If you perform non amplified music, try to do so only do in a house that is acoustically geared for singing such music. Singing in an acoustically “live” environment allows for the necessary constant auditory feedback so that you don’t over-sing. Avoid singing over an orchestra or large ensemble in any “dead” space without amplification and adequate monitoring. All good opera houses and concert halls are acoustically geared toward proper self monitoring.
How you live your life contributes greatly to the health of your voice. Diet, exercise, sleep, emotional well-being and inner poise all contribute greatly to the health of your vocal instrument.
Avoid things like smoking, over drinking, screaming, yelling, or speaking over loud noises (such as at parties, restaurants, concerts and bars).
Don’t sing while under the influence of alcohol or mind altering drugs.
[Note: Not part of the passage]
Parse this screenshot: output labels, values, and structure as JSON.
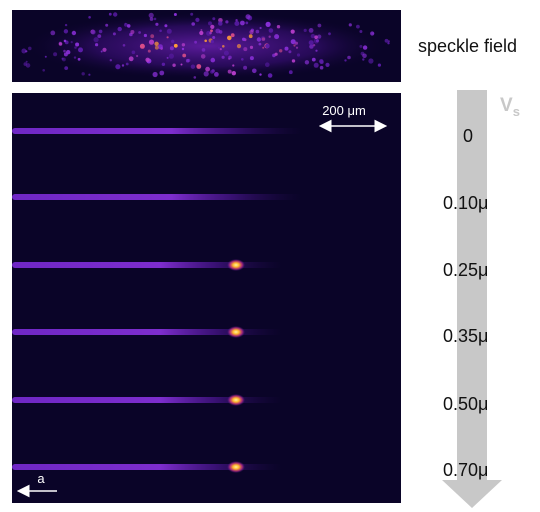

Be sure you are drinking an adequate amount of water each day. I’ve told my students for years, “Ya gotta pee clear to sing clear.” I know this is not grammatically correct, but it’s a good rule of thumb.
Wash your hands frequently to avoid catching colds; and if you suffer from allergies, get them under control by working with a health care professional.
If you have GERD or acid reflux, get it treated immediately. Work with your doctor to take care of your diet, lifestyle and the medications necessary to be certain that your GERD is not destroying your voice.
Try breathing steam or cool mist, as you prefer, daily to help your vocal folds stay hydrated. If your sleeping environment is dry, consider using a humidifier.
Avoid toxins in the air such as at bonfires, incense, chemicals etc., especially in the days leading up to a performance.
Find a good laryngologist
The time to find a good voice doctor is while you are healthy. Make an appointment, and have them examine you to get a baseline of the health of your vocal folds. Performing singers should check in with their doctor twice each year, if they are feeling well, just to make sure things are looking good.
If you catch a problem early, it’s usually much easier to treat it than if you wait until you start losing your voice. Don’t be afraid of the doctor. Rather than waiting to see a doctor because you need remedial care, get regular voice checkups to make sure your voice is staying healthy.
How does it feel?
Your voice will let you know how you are doing. Does it hurt to sing? Do you get hoarse after singing? Is it necessary for you to increase volume, or even yell in order to hit the high notes? Is your voice getting raspy? Do loud notes feel strained or cause hoarseness? These are all indications that your voice is in some level of distress. Don’t ignore the signs. Monitor your own voice constantly, and use common sense.